The lower court in Golub v Frank (supra) was unanimously affirmed, without opinion, by the Appellate Division, First Department (106 AD2d 259), which order was affirmed by the New York Court of Appeals (65 NY2d 900, supra). The Court of Appeals subsequently denied leave to clarify or reargue (65 NY2d 1054 [1985]).
*472Thus, although the Court of Appeals did not expressly provide that the scope of its holding was limited to factual situations where the right to a renewal lease vested before the effective date of the Omnibus Housing Act, a fair reading of its opinion, when considered in conjunction with the prior decision in that case, supports this interpretation.

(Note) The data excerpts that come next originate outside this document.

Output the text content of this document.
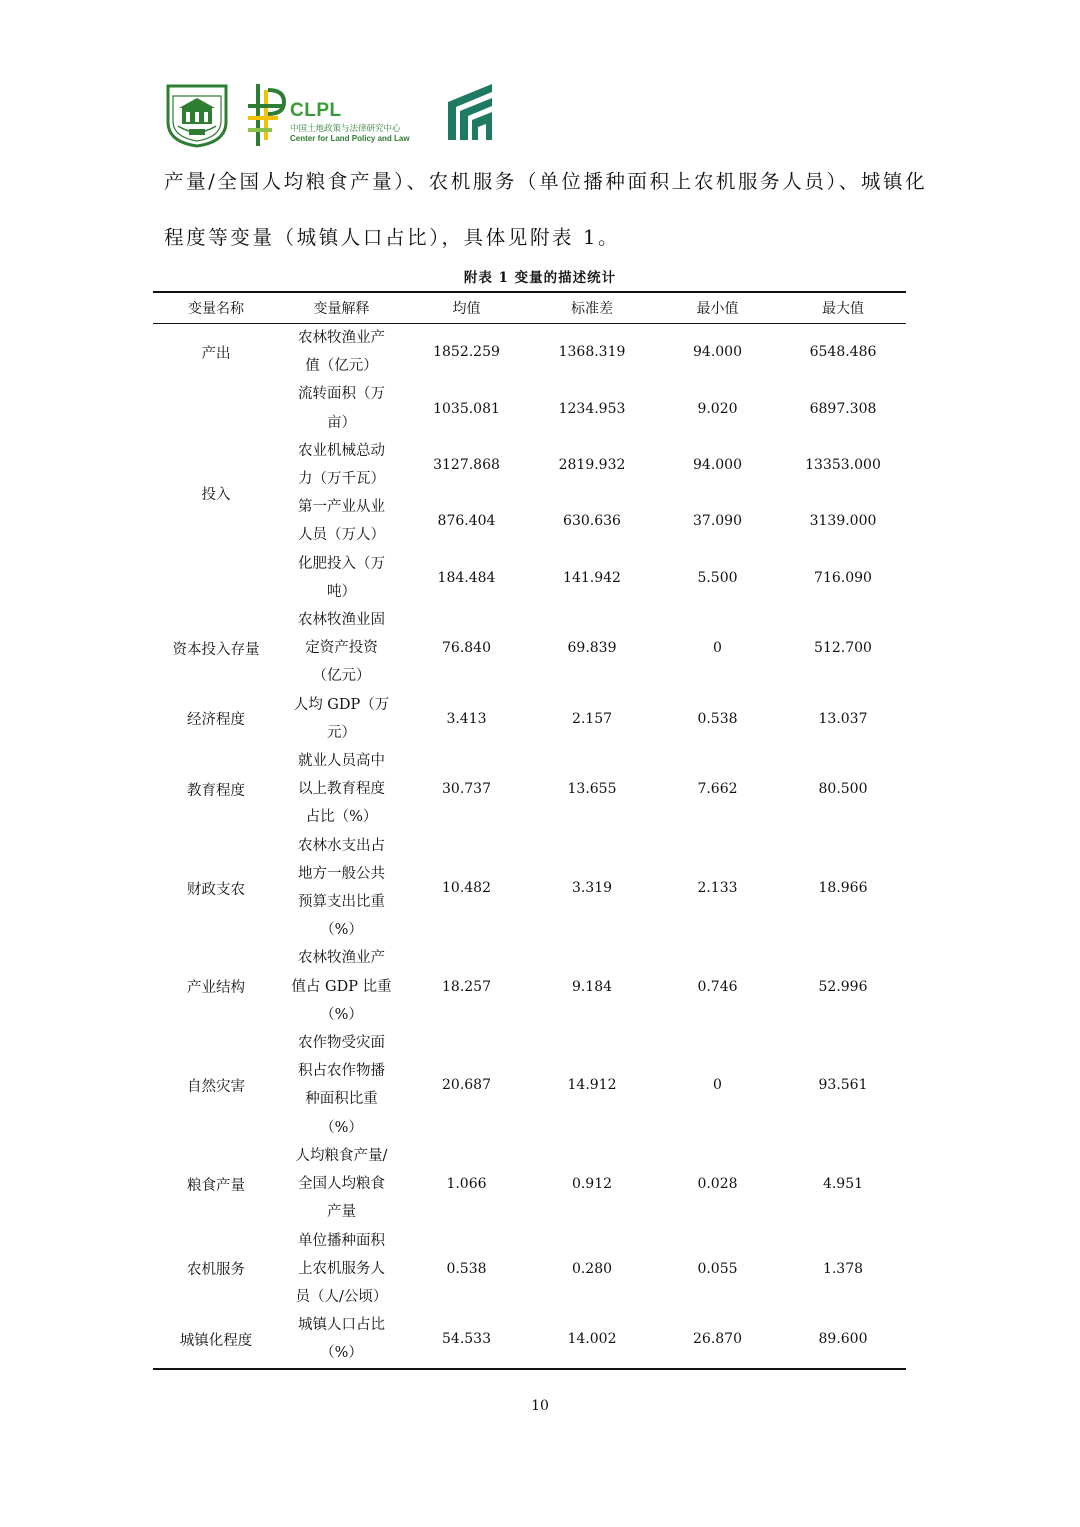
CLPL
中国土地政策与法律研究中心
Center for Land Policy and Law
产量/全国人均粮食产量）、农机服务（单位播种面积上农机服务人员）、城镇化
程度等变量（城镇人口占比），具体见附表 1。
附表 1 变量的描述统计
变量名称	变量解释	均值	标准差	最小值	最大值
产出	农林牧渔业产
值（亿元）	1852.259	1368.319	94.000	6548.486
投入	流转面积（万
亩）	1035.081	1234.953	9.020	6897.308

	农业机械总动
力（万千瓦）	3127.868	2819.932	94.000	13353.000

	第一产业从业
人员（万人）	876.404	630.636	37.090	3139.000

	化肥投入（万
吨）	184.484	141.942	5.500	716.090
资本投入存量	农林牧渔业固
定资产投资
（亿元）	76.840	69.839	0	512.700
经济程度	人均 GDP（万
元）	3.413	2.157	0.538	13.037
教育程度	就业人员高中
以上教育程度
占比（%）	30.737	13.655	7.662	80.500
财政支农	农林水支出占
地方一般公共
预算支出比重
（%）	10.482	3.319	2.133	18.966
产业结构	农林牧渔业产
值占 GDP 比重
（%）	18.257	9.184	0.746	52.996
自然灾害	农作物受灾面
积占农作物播
种面积比重
（%）	20.687	14.912	0	93.561
粮食产量	人均粮食产量/
全国人均粮食
产量	1.066	0.912	0.028	4.951
农机服务	单位播种面积
上农机服务人
员（人/公顷）	0.538	0.280	0.055	1.378
城镇化程度	城镇人口占比
（%）	54.533	14.002	26.870	89.600
10
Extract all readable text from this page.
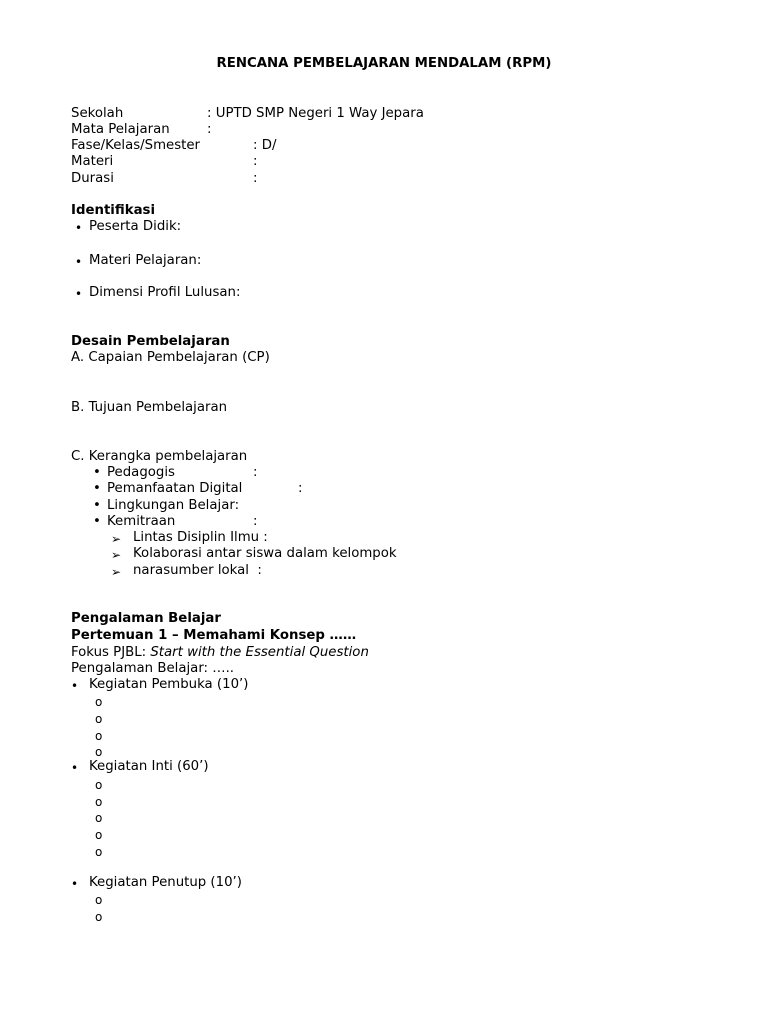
RENCANA PEMBELAJARAN MENDALAM (RPM)
Sekolah	: UPTD SMP Negeri 1 Way Jepara
Mata Pelajaran	:
Fase/Kelas/Smester	: D/
Materi	:
Durasi	:
Identifikasi
• Peserta Didik:
• Materi Pelajaran:
• Dimensi Profil Lulusan:
Desain Pembelajaran
A. Capaian Pembelajaran (CP)
B. Tujuan Pembelajaran
C. Kerangka pembelajaran
• Pedagogis	:
• Pemanfaatan Digital	:
• Lingkungan Belajar:
• Kemitraan	:
➢ Lintas Disiplin Ilmu :
➢ Kolaborasi antar siswa dalam kelompok
➢ narasumber lokal  :
Pengalaman Belajar
Pertemuan 1 – Memahami Konsep ……
Fokus PJBL: Start with the Essential Question
Pengalaman Belajar: …..
• Kegiatan Pembuka (10’)
o
o
o
o
• Kegiatan Inti (60’)
o
o
o
o
o
• Kegiatan Penutup (10’)
o
o
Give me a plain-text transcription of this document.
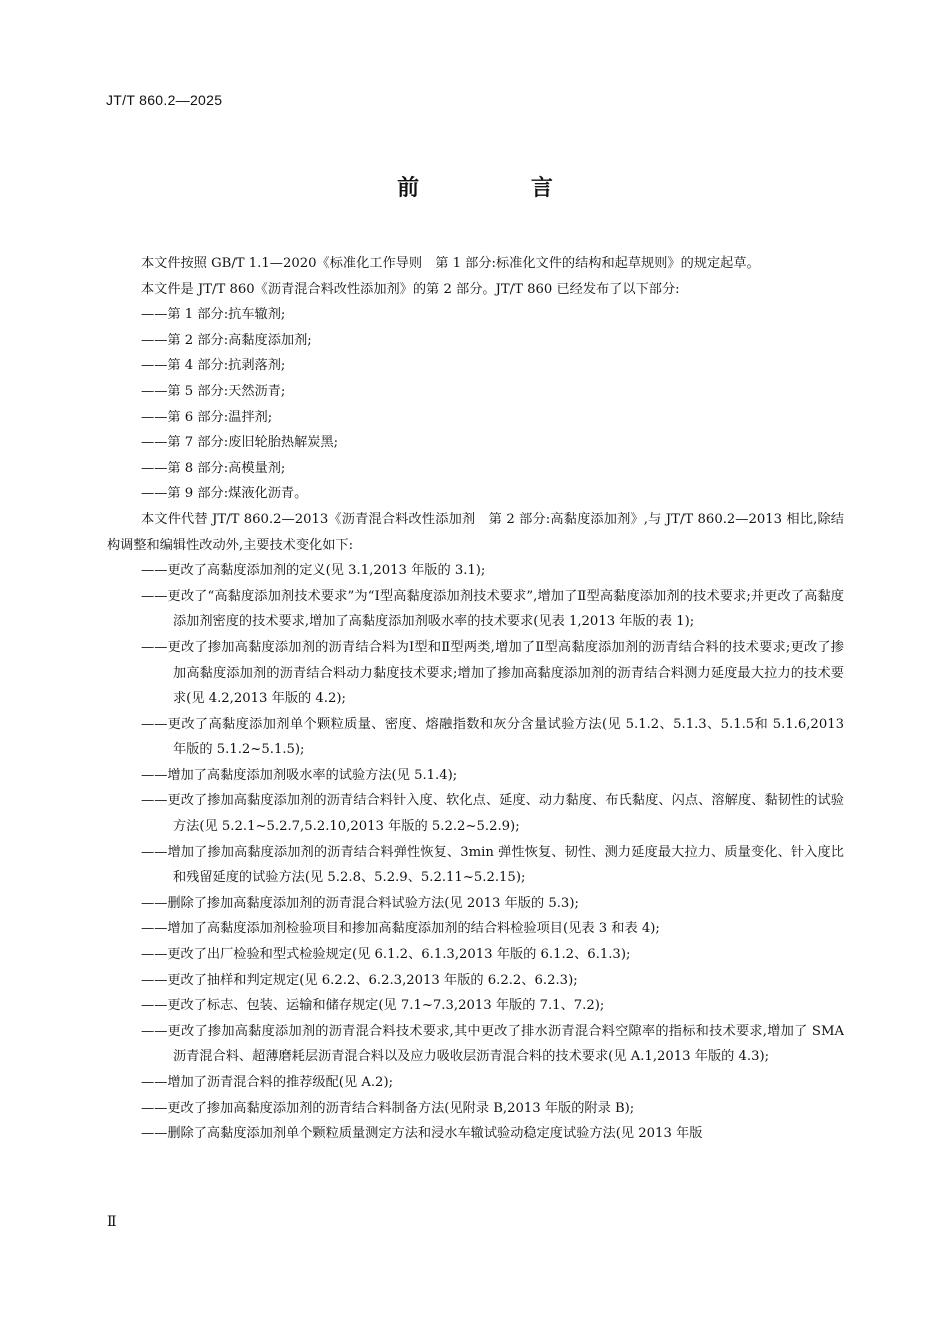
JT/T 860.2—2025
前 言

本文件按照 GB/T 1.1—2020《标准化工作导则　第 1 部分:标准化文件的结构和起草规则》的规定起草。

本文件是 JT/T 860《沥青混合料改性添加剂》的第 2 部分。JT/T 860 已经发布了以下部分:

——第 1 部分:抗车辙剂;

——第 2 部分:高黏度添加剂;

——第 4 部分:抗剥落剂;

——第 5 部分:天然沥青;

——第 6 部分:温拌剂;

——第 7 部分:废旧轮胎热解炭黑;

——第 8 部分:高模量剂;

——第 9 部分:煤液化沥青。

本文件代替 JT/T 860.2—2013《沥青混合料改性添加剂　第 2 部分:高黏度添加剂》,与 JT/T 860.2—2013 相比,除结构调整和编辑性改动外,主要技术变化如下:

——更改了高黏度添加剂的定义(见 3.1,2013 年版的 3.1);

——更改了“高黏度添加剂技术要求”为“Ⅰ型高黏度添加剂技术要求”,增加了Ⅱ型高黏度添加剂的技术要求;并更改了高黏度添加剂密度的技术要求,增加了高黏度添加剂吸水率的技术要求(见表 1,2013 年版的表 1);

——更改了掺加高黏度添加剂的沥青结合料为Ⅰ型和Ⅱ型两类,增加了Ⅱ型高黏度添加剂的沥青结合料的技术要求;更改了掺加高黏度添加剂的沥青结合料动力黏度技术要求;增加了掺加高黏度添加剂的沥青结合料测力延度最大拉力的技术要求(见 4.2,2013 年版的 4.2);

——更改了高黏度添加剂单个颗粒质量、密度、熔融指数和灰分含量试验方法(见 5.1.2、5.1.3、5.1.5和 5.1.6,2013 年版的 5.1.2~5.1.5);

——增加了高黏度添加剂吸水率的试验方法(见 5.1.4);

——更改了掺加高黏度添加剂的沥青结合料针入度、软化点、延度、动力黏度、布氏黏度、闪点、溶解度、黏韧性的试验方法(见 5.2.1~5.2.7,5.2.10,2013 年版的 5.2.2~5.2.9);

——增加了掺加高黏度添加剂的沥青结合料弹性恢复、3min 弹性恢复、韧性、测力延度最大拉力、质量变化、针入度比和残留延度的试验方法(见 5.2.8、5.2.9、5.2.11~5.2.15);

——删除了掺加高黏度添加剂的沥青混合料试验方法(见 2013 年版的 5.3);

——增加了高黏度添加剂检验项目和掺加高黏度添加剂的结合料检验项目(见表 3 和表 4);

——更改了出厂检验和型式检验规定(见 6.1.2、6.1.3,2013 年版的 6.1.2、6.1.3);

——更改了抽样和判定规定(见 6.2.2、6.2.3,2013 年版的 6.2.2、6.2.3);

——更改了标志、包装、运输和储存规定(见 7.1~7.3,2013 年版的 7.1、7.2);

——更改了掺加高黏度添加剂的沥青混合料技术要求,其中更改了排水沥青混合料空隙率的指标和技术要求,增加了 SMA 沥青混合料、超薄磨耗层沥青混合料以及应力吸收层沥青混合料的技术要求(见 A.1,2013 年版的 4.3);

——增加了沥青混合料的推荐级配(见 A.2);

——更改了掺加高黏度添加剂的沥青结合料制备方法(见附录 B,2013 年版的附录 B);

——删除了高黏度添加剂单个颗粒质量测定方法和浸水车辙试验动稳定度试验方法(见 2013 年版

Ⅱ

I hold that respondent’s reliance on Golub (supra) for the proposition that two separate notices to tenants in nonprimary residence cases are now required is misplaced. Instead, I believe that, by virtue of the recent enactment of the Omnibus Housing Act, the Legislature has indicated that a notice of intent not to offer a renewal lease between 150 and 120 days prior to the expiration of the lease is no longer required. So, nonprimary residence proceedings may be maintained in a court of competent jurisdiction after service of a single 30-day notice. Since I read Golub as limited to pre-OHA cases, the Appellate Term, First Department, case of Jennifer Towers Apts. Co. v Halpern (NYLJ, Jan. 16, 1985, p 11, col 5 [which holds to the same effect as I here hold]) does not contradict Golub and is not overruled by it.
My holding is further supported, I believe, by basic rules of statutory construction. For example, "[w]here words of a statute are free from ambiguity and express plainly, clearly and distinctly the legislative intent, resort may not be had to other means of interpretation.” (McKinney’s Cons Laws of NY, Book 1, Statutes § 76; Meltzer v Koenigsberg, 302 NY 523 [1951].) Had the Legislature intended to require a landlord to give notice of intention of nonrenewal in the time period specified in Rent Stabilization Code § 60 as a condition precedent to maintaining a summary proceeding to recover possession based upon nonprimary residence, it would have stated so. In fact, the Legislature provided such a requirement of a 150- to 120-day notice with respect to the recovery of dwelling units for charitable or educational purposes. (Omnibus Housing Act § 52.) The fact that the Legislature included this requirement for the recovery of possession on one ground, but not upon the ground of nonprimary residence is persuasive evidence that the Legislature did not intend to require such a notice in nonprimary residence cases and that their omission of this requirement was not an oversight.
This proceeding, commenced upon the requisite 30 days’ notice to respondents, is properly before the court (Continental Towers Ltd. Partnership v Jahss, supra).
*473Accordingly, the motion for summary judgment dismissing the petition on the ground that petitioner failed to provide notice of its intention not to offer a renewal lease between 150 and 120 days prior to the end of the lease term is denied.